Clearly, memory is something other than a 1:1 map of one’s personal history of perceptions. The technology recording the world casts it in its own image. It’s a little difficult to believe that the world wasn’t black-and-white in the 1940s.
The real task is going to be how we prioritize what is recorded, and (on the other side of the coin) how we decide what is unimportant. Maybe we can just record as much as possible, and we can somehow review it faster than it was lived. I have a feeling there are some pretty significant limits to this approach.
More likely, we ignore the things that appear unimportant. With the increasing ubiquity of video surveillance, picking what to record is more and more important. Of course, the problem is that we don’t know what is important, that’s why we are often going back to a record in the first place! It’s embodied in technologies that provide an “instant replay” so that we can take another shot at deciding what is important.
This kind of “oops” treatment, whether it is “where did I leave my keys?” or “should I blame Ney or Grouchy?”, essentially aims to provide you with a second chance to evaluate whether something was or was not important. This seems to be at the heart of the idea of using CVS to store everything.

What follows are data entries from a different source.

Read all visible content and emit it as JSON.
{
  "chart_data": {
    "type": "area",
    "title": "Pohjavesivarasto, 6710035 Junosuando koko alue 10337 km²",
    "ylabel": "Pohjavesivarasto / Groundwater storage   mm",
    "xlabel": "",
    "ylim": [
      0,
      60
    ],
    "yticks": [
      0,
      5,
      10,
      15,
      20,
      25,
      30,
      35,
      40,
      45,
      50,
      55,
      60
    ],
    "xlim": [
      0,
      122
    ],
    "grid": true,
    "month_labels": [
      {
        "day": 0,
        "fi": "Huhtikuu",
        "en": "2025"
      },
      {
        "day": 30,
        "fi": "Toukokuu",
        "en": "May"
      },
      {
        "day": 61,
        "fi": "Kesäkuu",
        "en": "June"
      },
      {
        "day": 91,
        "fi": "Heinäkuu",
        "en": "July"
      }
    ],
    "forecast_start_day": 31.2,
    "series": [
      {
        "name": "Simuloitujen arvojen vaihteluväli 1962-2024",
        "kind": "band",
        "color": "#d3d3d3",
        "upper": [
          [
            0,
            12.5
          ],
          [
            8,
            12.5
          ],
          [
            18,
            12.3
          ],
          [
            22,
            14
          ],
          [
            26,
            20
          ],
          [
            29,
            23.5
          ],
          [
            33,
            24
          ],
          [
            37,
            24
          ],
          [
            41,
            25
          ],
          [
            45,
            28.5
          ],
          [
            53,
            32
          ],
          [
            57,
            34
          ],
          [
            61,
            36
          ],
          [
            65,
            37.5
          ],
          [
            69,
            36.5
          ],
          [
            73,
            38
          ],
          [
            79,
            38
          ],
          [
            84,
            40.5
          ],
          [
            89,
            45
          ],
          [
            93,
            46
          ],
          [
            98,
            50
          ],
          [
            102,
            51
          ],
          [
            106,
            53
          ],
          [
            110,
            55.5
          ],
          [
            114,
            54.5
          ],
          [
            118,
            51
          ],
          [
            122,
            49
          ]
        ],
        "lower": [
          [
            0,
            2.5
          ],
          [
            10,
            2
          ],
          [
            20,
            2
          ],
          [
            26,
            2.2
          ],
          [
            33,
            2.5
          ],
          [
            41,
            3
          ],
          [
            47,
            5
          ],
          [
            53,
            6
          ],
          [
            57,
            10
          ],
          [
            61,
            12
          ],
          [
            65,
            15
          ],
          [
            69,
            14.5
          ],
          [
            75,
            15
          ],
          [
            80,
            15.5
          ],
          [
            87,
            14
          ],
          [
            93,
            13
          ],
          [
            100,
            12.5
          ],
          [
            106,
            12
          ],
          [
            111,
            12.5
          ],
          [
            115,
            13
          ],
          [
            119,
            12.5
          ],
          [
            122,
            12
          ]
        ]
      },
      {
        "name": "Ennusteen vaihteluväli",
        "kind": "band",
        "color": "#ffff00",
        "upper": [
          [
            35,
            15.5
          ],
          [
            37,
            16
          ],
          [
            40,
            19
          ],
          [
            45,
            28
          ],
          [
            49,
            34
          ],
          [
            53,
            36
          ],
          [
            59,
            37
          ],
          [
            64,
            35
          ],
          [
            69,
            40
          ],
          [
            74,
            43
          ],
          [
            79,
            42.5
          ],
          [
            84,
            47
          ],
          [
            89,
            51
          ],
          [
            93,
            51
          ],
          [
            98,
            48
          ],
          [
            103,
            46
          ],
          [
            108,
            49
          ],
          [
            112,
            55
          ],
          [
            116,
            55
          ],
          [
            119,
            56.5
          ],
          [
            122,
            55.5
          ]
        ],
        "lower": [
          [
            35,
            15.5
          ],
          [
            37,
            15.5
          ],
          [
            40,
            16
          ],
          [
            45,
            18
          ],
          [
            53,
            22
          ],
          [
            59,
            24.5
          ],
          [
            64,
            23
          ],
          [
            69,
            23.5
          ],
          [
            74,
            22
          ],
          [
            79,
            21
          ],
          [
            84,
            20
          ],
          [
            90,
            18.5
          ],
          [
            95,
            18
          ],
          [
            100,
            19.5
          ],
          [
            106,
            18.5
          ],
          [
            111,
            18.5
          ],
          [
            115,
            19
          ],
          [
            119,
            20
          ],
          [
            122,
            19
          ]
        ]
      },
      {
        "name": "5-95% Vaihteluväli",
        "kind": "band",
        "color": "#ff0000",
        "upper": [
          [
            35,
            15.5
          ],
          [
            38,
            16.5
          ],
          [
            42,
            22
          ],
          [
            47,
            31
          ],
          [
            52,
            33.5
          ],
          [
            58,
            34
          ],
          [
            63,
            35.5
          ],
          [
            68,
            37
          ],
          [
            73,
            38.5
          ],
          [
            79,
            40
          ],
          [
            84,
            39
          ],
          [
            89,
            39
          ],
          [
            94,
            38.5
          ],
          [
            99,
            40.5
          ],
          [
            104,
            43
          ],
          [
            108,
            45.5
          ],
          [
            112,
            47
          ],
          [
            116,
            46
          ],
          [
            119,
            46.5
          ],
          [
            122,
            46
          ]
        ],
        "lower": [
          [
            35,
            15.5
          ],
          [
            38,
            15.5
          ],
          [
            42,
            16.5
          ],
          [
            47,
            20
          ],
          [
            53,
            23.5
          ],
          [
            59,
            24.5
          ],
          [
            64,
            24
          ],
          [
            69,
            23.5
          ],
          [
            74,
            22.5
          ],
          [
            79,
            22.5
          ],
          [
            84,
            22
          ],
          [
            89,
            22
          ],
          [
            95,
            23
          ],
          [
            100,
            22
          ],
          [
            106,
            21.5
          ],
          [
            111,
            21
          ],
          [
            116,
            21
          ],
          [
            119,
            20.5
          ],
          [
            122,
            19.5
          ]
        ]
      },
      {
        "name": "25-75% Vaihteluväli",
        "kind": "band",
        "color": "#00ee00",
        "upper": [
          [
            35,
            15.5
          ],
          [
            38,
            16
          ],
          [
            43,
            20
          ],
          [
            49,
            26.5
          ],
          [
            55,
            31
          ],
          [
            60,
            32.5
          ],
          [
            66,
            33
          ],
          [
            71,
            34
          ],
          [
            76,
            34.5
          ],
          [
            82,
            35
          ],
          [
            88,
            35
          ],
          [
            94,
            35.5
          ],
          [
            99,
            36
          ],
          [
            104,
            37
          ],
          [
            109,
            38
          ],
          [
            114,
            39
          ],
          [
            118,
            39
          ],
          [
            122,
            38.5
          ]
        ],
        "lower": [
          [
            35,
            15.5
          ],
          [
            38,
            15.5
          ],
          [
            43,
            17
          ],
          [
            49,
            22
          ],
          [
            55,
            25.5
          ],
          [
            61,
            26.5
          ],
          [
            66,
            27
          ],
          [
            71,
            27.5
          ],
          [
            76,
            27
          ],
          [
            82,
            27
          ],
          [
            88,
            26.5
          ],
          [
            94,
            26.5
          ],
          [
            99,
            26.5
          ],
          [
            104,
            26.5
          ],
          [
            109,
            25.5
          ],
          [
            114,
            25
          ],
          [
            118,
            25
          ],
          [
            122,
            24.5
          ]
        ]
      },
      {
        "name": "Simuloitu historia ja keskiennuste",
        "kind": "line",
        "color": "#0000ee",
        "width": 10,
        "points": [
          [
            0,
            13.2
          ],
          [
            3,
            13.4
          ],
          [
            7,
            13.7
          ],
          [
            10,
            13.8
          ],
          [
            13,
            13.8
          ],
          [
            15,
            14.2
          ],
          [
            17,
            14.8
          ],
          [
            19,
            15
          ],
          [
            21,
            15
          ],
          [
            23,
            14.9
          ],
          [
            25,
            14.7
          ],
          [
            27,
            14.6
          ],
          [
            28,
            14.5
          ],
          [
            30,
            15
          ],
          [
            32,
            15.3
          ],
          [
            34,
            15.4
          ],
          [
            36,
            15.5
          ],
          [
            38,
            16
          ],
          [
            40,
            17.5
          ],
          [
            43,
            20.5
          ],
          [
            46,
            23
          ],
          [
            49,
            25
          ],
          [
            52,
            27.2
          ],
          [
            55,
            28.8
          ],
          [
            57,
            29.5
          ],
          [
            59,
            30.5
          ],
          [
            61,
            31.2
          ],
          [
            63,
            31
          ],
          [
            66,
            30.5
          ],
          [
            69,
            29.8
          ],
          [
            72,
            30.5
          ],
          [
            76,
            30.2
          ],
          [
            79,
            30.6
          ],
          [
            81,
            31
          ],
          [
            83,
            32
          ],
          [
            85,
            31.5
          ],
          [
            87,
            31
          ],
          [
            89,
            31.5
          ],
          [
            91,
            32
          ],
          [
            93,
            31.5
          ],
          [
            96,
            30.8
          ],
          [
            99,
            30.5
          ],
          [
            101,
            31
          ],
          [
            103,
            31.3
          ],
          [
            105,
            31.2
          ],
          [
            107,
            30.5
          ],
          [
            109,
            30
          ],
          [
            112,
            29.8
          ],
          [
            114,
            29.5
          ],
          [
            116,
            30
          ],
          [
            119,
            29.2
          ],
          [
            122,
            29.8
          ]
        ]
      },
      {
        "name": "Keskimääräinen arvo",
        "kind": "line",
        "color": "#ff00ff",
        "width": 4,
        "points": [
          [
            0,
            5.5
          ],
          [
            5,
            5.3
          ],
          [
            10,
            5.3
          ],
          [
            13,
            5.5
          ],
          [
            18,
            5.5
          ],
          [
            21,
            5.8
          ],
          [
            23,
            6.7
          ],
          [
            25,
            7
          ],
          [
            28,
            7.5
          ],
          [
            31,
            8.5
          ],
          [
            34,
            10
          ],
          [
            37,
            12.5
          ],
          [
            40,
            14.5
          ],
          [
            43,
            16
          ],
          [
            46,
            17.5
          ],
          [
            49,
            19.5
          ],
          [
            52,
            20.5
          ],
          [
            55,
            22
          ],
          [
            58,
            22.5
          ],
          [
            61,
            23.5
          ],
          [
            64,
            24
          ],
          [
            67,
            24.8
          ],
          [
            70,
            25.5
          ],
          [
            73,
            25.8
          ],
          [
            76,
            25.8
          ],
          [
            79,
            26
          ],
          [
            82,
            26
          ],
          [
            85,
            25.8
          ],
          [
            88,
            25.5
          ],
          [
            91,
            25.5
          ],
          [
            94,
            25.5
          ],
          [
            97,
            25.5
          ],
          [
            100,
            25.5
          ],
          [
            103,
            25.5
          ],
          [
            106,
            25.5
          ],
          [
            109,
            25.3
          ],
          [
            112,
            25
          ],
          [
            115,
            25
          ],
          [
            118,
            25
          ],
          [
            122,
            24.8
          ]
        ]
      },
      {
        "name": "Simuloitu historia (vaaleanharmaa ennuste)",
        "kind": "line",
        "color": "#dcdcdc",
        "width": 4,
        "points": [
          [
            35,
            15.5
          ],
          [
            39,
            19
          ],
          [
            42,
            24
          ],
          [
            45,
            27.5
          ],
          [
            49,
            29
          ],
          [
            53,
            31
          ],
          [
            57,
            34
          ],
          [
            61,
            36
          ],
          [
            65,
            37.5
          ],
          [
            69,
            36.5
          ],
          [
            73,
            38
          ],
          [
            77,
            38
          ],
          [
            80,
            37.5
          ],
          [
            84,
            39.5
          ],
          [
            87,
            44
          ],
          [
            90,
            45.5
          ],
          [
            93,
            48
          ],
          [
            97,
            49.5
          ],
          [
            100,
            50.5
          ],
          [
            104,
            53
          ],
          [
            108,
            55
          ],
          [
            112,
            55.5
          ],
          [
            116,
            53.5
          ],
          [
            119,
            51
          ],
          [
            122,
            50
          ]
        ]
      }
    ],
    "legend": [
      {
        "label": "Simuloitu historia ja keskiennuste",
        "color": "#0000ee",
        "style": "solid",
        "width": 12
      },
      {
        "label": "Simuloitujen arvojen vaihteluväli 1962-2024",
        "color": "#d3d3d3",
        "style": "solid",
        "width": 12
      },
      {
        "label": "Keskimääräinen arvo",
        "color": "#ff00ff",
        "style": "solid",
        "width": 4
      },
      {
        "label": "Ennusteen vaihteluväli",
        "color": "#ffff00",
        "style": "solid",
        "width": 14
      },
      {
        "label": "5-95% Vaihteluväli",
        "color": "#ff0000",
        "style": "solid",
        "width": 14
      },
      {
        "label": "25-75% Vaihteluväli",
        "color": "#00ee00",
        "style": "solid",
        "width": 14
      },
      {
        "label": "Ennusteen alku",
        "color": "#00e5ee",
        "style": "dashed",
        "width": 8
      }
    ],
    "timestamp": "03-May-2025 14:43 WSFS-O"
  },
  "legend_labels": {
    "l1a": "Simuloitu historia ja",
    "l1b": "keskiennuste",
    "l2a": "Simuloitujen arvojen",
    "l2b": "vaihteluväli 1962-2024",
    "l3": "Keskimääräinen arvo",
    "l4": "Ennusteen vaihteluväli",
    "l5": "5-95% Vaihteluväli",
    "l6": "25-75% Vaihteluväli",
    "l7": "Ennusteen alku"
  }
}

My guess is that there may be a tie back here to Allport & Postman’s theory of rumor transmission. How did rumor affect a given message? Think about the children’s game of “telephone,” where a message is whispered from person to person around a circle. Leaving aside the deliberate changing of the message (which, obviously, happened more often than not), three things probably happened: the important elements are emphasized, the less important elements are de-emphasized, and the material is recast in such a way as to orient it to the interests and desires of the speaker and the listener.
We already do this with weblogs — in less-than-real-time — the question is whether we can design interfaces that allow us to blog even more easily than we already do. The small step from requiring people to code and upload (or use an editor of some sort) to being able to enter text as I am now and press a button has caused a near-revolution in the use of the internet. Similar adjustments to make this form of communicating may cause similar gains.